The promotion to director may involve switching practices. “If you want to move quickly, you have to be able to move [to a different group],” explains Dr. Cawley. “In a local community, there will be others ahead of you. If you’re willing to move to a less-than-ideal location, you can find better opportunities.” For community-based hospitalists especially, the director’s position is a necessary one before moving higher up the administrative ladder.
“You need to be managing some people before you become a CMO [chief medical officer] or administrator,” explains Dr. Faro. “You really have to show that you can do some significant work. In academia, you can do this as a division chief or something like that.” As the director of a hospital medicine program, she says, “you can broaden your scope and move higher up into hospital administration.”
How do you move from working hospitalist to director or department head? Start small.

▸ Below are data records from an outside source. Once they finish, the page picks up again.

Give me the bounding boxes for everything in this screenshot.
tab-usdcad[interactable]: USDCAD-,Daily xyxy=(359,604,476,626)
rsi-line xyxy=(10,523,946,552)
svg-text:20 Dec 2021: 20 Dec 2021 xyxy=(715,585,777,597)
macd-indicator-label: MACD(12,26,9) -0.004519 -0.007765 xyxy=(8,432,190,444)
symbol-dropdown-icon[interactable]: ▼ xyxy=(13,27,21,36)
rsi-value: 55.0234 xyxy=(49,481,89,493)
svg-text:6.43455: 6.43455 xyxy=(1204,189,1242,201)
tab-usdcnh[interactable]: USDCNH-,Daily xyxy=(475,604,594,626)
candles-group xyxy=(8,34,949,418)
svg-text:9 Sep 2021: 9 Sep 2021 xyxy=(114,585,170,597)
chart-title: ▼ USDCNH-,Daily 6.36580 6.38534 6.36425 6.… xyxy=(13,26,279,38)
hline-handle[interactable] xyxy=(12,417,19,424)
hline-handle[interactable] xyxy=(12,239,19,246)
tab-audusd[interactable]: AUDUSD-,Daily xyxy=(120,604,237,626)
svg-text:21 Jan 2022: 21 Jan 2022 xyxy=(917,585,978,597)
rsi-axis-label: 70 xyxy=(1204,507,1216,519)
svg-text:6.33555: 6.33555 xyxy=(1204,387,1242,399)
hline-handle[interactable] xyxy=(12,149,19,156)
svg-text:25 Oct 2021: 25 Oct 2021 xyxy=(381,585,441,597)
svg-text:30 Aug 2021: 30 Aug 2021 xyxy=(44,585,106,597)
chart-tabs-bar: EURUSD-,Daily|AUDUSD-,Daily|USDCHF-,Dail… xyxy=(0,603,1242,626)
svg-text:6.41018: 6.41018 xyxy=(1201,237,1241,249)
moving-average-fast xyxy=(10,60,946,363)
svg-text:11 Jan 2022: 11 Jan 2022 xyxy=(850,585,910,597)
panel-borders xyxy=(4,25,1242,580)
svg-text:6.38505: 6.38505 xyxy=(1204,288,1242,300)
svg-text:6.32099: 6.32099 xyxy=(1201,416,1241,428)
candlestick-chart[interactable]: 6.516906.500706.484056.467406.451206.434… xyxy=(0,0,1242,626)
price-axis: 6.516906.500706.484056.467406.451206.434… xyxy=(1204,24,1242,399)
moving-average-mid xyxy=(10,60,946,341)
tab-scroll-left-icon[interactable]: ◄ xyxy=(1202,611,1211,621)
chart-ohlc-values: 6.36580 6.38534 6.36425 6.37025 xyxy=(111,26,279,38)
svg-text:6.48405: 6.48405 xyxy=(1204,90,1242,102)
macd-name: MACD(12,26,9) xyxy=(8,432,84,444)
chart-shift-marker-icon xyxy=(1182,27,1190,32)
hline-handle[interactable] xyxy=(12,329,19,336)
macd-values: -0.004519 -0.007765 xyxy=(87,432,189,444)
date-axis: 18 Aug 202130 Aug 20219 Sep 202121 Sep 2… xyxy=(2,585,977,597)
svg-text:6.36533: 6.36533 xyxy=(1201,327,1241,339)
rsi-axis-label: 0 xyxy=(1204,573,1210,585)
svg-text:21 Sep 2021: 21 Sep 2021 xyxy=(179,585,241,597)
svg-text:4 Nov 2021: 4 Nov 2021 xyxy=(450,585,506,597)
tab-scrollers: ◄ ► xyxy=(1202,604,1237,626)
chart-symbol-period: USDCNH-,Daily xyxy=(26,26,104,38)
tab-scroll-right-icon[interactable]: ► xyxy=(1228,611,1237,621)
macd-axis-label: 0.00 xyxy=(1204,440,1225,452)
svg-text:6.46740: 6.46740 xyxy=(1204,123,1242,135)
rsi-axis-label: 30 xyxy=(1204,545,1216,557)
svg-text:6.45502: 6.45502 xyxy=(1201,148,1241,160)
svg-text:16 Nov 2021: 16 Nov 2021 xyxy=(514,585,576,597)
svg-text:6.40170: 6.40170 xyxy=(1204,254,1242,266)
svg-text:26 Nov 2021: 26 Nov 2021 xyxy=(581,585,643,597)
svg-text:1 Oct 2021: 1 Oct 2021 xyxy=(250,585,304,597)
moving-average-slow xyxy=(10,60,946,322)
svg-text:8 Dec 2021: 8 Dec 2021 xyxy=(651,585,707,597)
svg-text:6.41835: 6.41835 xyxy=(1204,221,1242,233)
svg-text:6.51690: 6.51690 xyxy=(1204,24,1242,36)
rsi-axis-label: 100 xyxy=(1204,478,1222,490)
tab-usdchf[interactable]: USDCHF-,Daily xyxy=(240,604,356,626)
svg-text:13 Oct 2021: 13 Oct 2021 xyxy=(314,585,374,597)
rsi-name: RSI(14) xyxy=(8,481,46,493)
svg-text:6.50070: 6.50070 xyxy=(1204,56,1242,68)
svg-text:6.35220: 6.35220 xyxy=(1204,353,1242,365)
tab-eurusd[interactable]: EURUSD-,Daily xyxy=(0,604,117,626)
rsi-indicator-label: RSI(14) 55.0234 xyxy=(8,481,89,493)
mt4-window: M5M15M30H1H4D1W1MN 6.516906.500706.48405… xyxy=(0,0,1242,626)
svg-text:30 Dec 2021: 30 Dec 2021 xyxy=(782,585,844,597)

“You can start with easy committee assignments,” says Dr. Cawley. “Even while you’re getting leadership training, you can be building those skills on the job. Start with small projects, such as small committee roles or quality management projects. You can then move up, but consider that you’ll need new skills as you do. Before you chair your first committee, you’ll have to brush up on how to run a meeting. You can progressively take on larger, broader roles.”